Bu raporların birçoğu Diyanet’in eski başkanı Prof. Dr. Mehmet Görmez’in idaresi altında hazırlanmıştır. Görmez, Prof. Dr. Mustafa Öztürk’ün sosyal medyada yer alan Kur’an’la ilgili söyleşisi konusunda kendisi ile yapılan “Özel Ropörtaj”da bir Müslümanın sözlerinden dolayı tekfîr (dinden çıktığına hükmedilmesi) ve tadlîl (dalâlet ve sapıklıkla suçlanması) edilmesiyle ile ilgili çok önemli açıklamalarda bulundu. Sayın Görmez; insanların söz ve yaklaşımlarının bütünlüğünden koparılarak “cımbızlama mühendisliği” yapılmasının sorgulanması gerektiğini, bu tür bir hareket tarzını doğru bulmadığını, ilgili şahsın Kur’an’ın Allah kelam’ı olmadığı yönündeki iddialarının doğru olmadığını söylemenin yanında, o kişinin Ehl-i Sünnet’in “ehl-i kıble” yaklaşımıyla değerlendirilerek tekfir ve linç edilmemesi gerektiği üzerinde çok ciddi bir şekilde vurgu yaptı.
CIMBZLAMA MÜHENDİSLİĞİ’NİN SORGULANMASI:
Görmez’in, Diyanet İşleri Başkanlığı döneminde Fethullah Gülen Hocaefendi ile ilgili hazırladıkları raporda ne ölçüde riayet ettiğini bir örnek üzerinde değerlendirmeye çalışacağız.
Görmez’in bir kimsenin ifadelerinden cımbızlanarak onun hakkında hüküm verilmesi ile ilgili ifadelerini aynen aktarmada fayda vardır. Görmez; “Gündeme getiriliş tarzını sorgulamamız lazım. Bir sene önceki konuşmanın içinden cımbızlanarak, belli bir kısmının sadece bir buçuk sene sonra toplumun gündemine sokulması, yani konuşmanın bütünlüğünden koparılarak takdim edilmesi ve bu şekilde bütün Müslümanların dini hassasiyeti ile ilgili “gündem mühendisliği”, bir “cımbızlama mühendisliği”nin sorgulanması lazım.

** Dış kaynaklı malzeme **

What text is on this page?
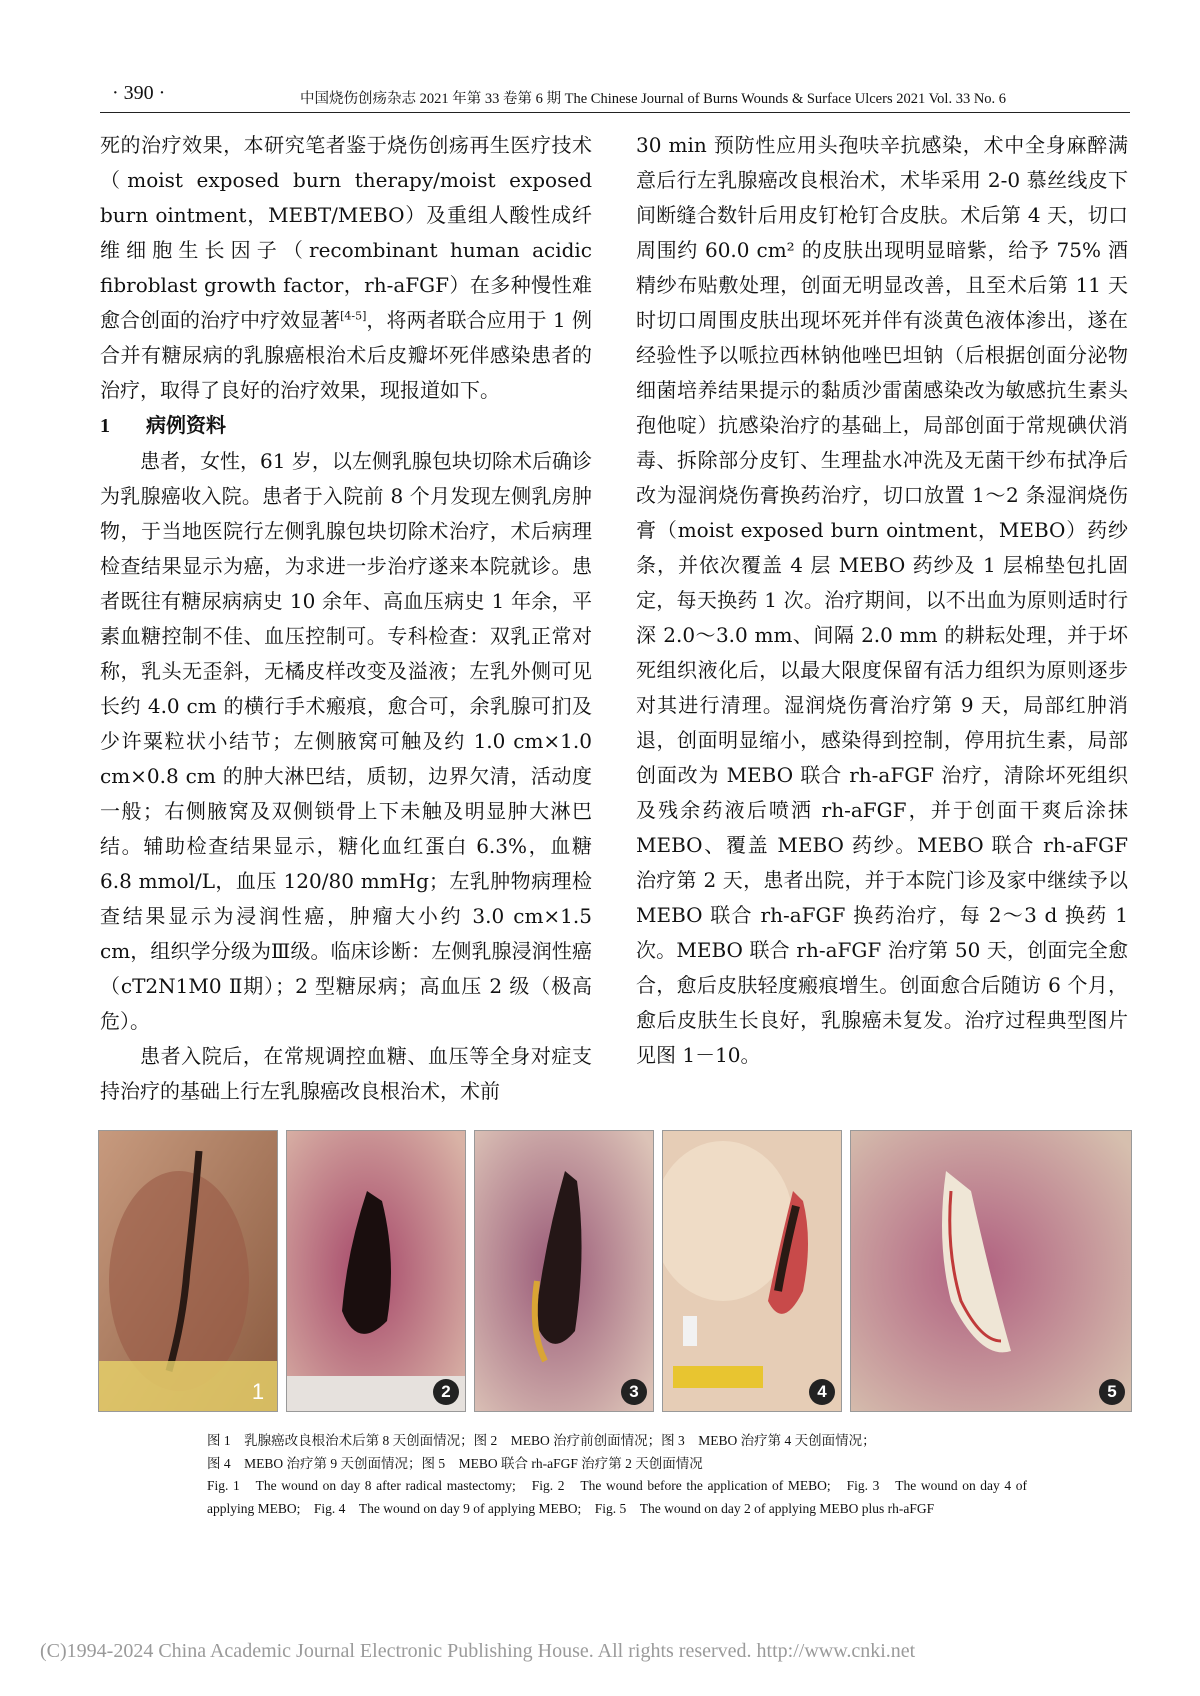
· 390 ·	中国烧伤创疡杂志 2021 年第 33 卷第 6 期 The Chinese Journal of Burns Wounds & Surface Ulcers 2021 Vol. 33 No. 6

死的治疗效果，本研究笔者鉴于烧伤创疡再生医疗技术（moist exposed burn therapy/moist exposed burn ointment，MEBT/MEBO）及重组人酸性成纤维细胞生长因子（recombinant human acidic fibroblast growth factor，rh-aFGF）在多种慢性难愈合创面的治疗中疗效显著[4-5]，将两者联合应用于 1 例合并有糖尿病的乳腺癌根治术后皮瓣坏死伴感染患者的治疗，取得了良好的治疗效果，现报道如下。

1 病例资料

患者，女性，61 岁，以左侧乳腺包块切除术后确诊为乳腺癌收入院。患者于入院前 8 个月发现左侧乳房肿物，于当地医院行左侧乳腺包块切除术治疗，术后病理检查结果显示为癌，为求进一步治疗遂来本院就诊。患者既往有糖尿病病史 10 余年、高血压病史 1 年余，平素血糖控制不佳、血压控制可。专科检查：双乳正常对称，乳头无歪斜，无橘皮样改变及溢液；左乳外侧可见长约 4.0 cm 的横行手术瘢痕，愈合可，余乳腺可扪及少许粟粒状小结节；左侧腋窝可触及约 1.0 cm×1.0 cm×0.8 cm 的肿大淋巴结，质韧，边界欠清，活动度一般；右侧腋窝及双侧锁骨上下未触及明显肿大淋巴结。辅助检查结果显示，糖化血红蛋白 6.3%，血糖 6.8 mmol/L，血压 120/80 mmHg；左乳肿物病理检查结果显示为浸润性癌，肿瘤大小约 3.0 cm×1.5 cm，组织学分级为Ⅲ级。临床诊断：左侧乳腺浸润性癌（cT2N1M0 Ⅱ期）；2 型糖尿病；高血压 2 级（极高危）。

患者入院后，在常规调控血糖、血压等全身对症支持治疗的基础上行左乳腺癌改良根治术，术前

30 min 预防性应用头孢呋辛抗感染，术中全身麻醉满意后行左乳腺癌改良根治术，术毕采用 2-0 慕丝线皮下间断缝合数针后用皮钉枪钉合皮肤。术后第 4 天，切口周围约 60.0 cm² 的皮肤出现明显暗紫，给予 75% 酒精纱布贴敷处理，创面无明显改善，且至术后第 11 天时切口周围皮肤出现坏死并伴有淡黄色液体渗出，遂在经验性予以哌拉西林钠他唑巴坦钠（后根据创面分泌物细菌培养结果提示的黏质沙雷菌感染改为敏感抗生素头孢他啶）抗感染治疗的基础上，局部创面于常规碘伏消毒、拆除部分皮钉、生理盐水冲洗及无菌干纱布拭净后改为湿润烧伤膏换药治疗，切口放置 1～2 条湿润烧伤膏（moist exposed burn ointment，MEBO）药纱条，并依次覆盖 4 层 MEBO 药纱及 1 层棉垫包扎固定，每天换药 1 次。治疗期间，以不出血为原则适时行深 2.0～3.0 mm、间隔 2.0 mm 的耕耘处理，并于坏死组织液化后，以最大限度保留有活力组织为原则逐步对其进行清理。湿润烧伤膏治疗第 9 天，局部红肿消退，创面明显缩小，感染得到控制，停用抗生素，局部创面改为 MEBO 联合 rh-aFGF 治疗，清除坏死组织及残余药液后喷洒 rh-aFGF，并于创面干爽后涂抹 MEBO、覆盖 MEBO 药纱。MEBO 联合 rh-aFGF 治疗第 2 天，患者出院，并于本院门诊及家中继续予以 MEBO 联合 rh-aFGF 换药治疗，每 2～3 d 换药 1 次。MEBO 联合 rh-aFGF 治疗第 50 天，创面完全愈合，愈后皮肤轻度瘢痕增生。创面愈合后随访 6 个月，愈后皮肤生长良好，乳腺癌未复发。治疗过程典型图片见图 1－10。

1	2	3	4	5

图 1　乳腺癌改良根治术后第 8 天创面情况；图 2　MEBO 治疗前创面情况；图 3　MEBO 治疗第 4 天创面情况；

图 4　MEBO 治疗第 9 天创面情况；图 5　MEBO 联合 rh-aFGF 治疗第 2 天创面情况

Fig. 1　The wound on day 8 after radical mastectomy;　Fig. 2　The wound before the application of MEBO;　Fig. 3　The wound on day 4 of applying MEBO;　Fig. 4　The wound on day 9 of applying MEBO;　Fig. 5　The wound on day 2 of applying MEBO plus rh-aFGF

(C)1994-2024 China Academic Journal Electronic Publishing House. All rights reserved. http://www.cnki.net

“Çünkü bu sadece Mustafa Bey meselesi değil bizim son bir yıl içerisinde herkesin başına gelen bir hadisedir. Bu tür toplumun önünde dini konuşmalar yapan her insanın yaptığı konuşmalardan cımbızlanarak seçildi. Az önce ifade ettiğim gibi o fay hatlarını artırmak bu ülkedeki birliği, beraberliği, bizi birbirimize bağlayan o kardeşlik bağlarını zedelemek. Başka ben bir izahını bulamıyorum. Yani niçin orası seçildi?”
Görmez, konuya bir daha vurgu yaparak, “Tekrar ediyorum öncelikle o seçilen kısım -bir ona katılmadım yani cımbızlanarak topluma takdim edilmesi doğru değil. Bir de arkasından başlayan linç doğru değil.“
GÜLEN’İN 80 KİTABI, 40 BİN DAKİKA, 670 SAAT DİNLEYEREK HAZIRLANMIŞ!
Görmez, söz konusu rapor ile ilgili kaleme aldığı “Sunuş” yazısında bu çalışmanın Gülen’in Türkçe olarak basılan 80 kitabının incelenerek, 40 bin dakikayı bulan (yaklaşık 670 saat) sesli ve görüntülü konuşmasının dinlenerek hazırlandığına dikkatleri çektikten sonra bu konuda şu hükmü vermektedir:
“Din İşleri Yüksek Kurulunca gerçekleştirilen bu incelemeler sonucunda elde edilen bulgular, İslam’ın temel bilgi kaynakları ışığında değerlendirilmiştir.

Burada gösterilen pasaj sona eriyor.